Record snowfalls in the western United States that closed roads and caused flight delays also brought some good news for drought-hit California on Thursday, with officials saying the state’s snowpack is now well above normal. 

After a string of mountain blizzards, snowpack measured at Phillips Station in the Sierra Nevada stands at more than 200% of its average for this date, according to the first measurement of the season by California’s Department of Water Resources (DWR). The Sierra Nevada supplies almost a third of the state’s water needs, once the snow runs off to reservoirs and aqueducts. 

Statewide, snowpack is 160% of its average, the DWR said. 

“We could not have asked for a better December in terms of Sierra snow and rain,” said Karla Nemeth, the director of the DWR. 

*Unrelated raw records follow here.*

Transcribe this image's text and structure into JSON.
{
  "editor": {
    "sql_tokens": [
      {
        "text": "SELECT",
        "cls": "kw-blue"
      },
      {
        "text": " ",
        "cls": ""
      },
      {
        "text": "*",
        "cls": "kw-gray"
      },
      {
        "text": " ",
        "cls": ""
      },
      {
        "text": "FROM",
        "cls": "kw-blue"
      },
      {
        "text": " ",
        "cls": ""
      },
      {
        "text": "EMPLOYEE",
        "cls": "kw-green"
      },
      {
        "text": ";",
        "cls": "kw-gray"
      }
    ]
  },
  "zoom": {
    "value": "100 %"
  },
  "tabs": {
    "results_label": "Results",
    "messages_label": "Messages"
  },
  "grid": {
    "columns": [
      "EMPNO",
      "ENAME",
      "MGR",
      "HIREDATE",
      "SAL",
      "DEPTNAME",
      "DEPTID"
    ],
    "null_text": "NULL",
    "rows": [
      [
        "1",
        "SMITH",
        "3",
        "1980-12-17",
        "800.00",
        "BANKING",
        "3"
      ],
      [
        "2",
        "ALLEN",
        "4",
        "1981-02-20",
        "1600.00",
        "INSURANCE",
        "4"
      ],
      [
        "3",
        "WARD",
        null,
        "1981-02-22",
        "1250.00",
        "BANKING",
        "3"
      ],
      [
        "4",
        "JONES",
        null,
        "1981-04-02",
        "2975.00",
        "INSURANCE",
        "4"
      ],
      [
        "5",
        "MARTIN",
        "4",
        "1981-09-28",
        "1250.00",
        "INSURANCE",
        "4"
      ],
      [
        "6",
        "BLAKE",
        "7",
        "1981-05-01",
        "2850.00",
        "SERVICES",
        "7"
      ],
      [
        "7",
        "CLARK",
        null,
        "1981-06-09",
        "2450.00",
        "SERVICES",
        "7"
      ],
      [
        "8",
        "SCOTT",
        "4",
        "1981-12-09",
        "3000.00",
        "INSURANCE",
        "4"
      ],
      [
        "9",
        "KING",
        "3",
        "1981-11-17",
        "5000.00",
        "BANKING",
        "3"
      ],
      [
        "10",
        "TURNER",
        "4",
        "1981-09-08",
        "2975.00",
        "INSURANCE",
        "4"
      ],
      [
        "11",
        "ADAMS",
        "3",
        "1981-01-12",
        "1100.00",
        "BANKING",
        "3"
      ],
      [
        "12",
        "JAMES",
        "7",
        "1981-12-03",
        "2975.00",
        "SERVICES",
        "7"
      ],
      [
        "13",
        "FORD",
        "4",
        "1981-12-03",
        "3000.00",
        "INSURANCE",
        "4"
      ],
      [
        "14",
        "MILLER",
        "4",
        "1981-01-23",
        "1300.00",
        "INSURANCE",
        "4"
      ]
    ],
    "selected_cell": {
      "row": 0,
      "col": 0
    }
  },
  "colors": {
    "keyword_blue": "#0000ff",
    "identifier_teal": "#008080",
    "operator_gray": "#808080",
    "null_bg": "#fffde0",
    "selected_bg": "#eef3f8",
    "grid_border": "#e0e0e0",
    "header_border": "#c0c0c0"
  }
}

Droughts in California are growing more frequent and intense with climate change, according to scientists, threatening the state’s already tenuous water supply and creating conditions for dangerous wildfires. 

Despite the precipitation-heavy end to 2021, the DWR warned against complacency. 

The state would still have to see “significant” precipitation in January and February to make up for the two previous winters, the state’s fifth- and second-driest water years on record, the DWR said. 

“California continues to experience evidence of climate change with bigger swings between wet and dry years and even extreme variability within a season,” said Sean de Guzman, manager of DWR’s Snow Surveys and Water Supply Forecasting Unit. 

He added that a wet start to the winter season did not necessarily mean precipitation in 2022 would end above average.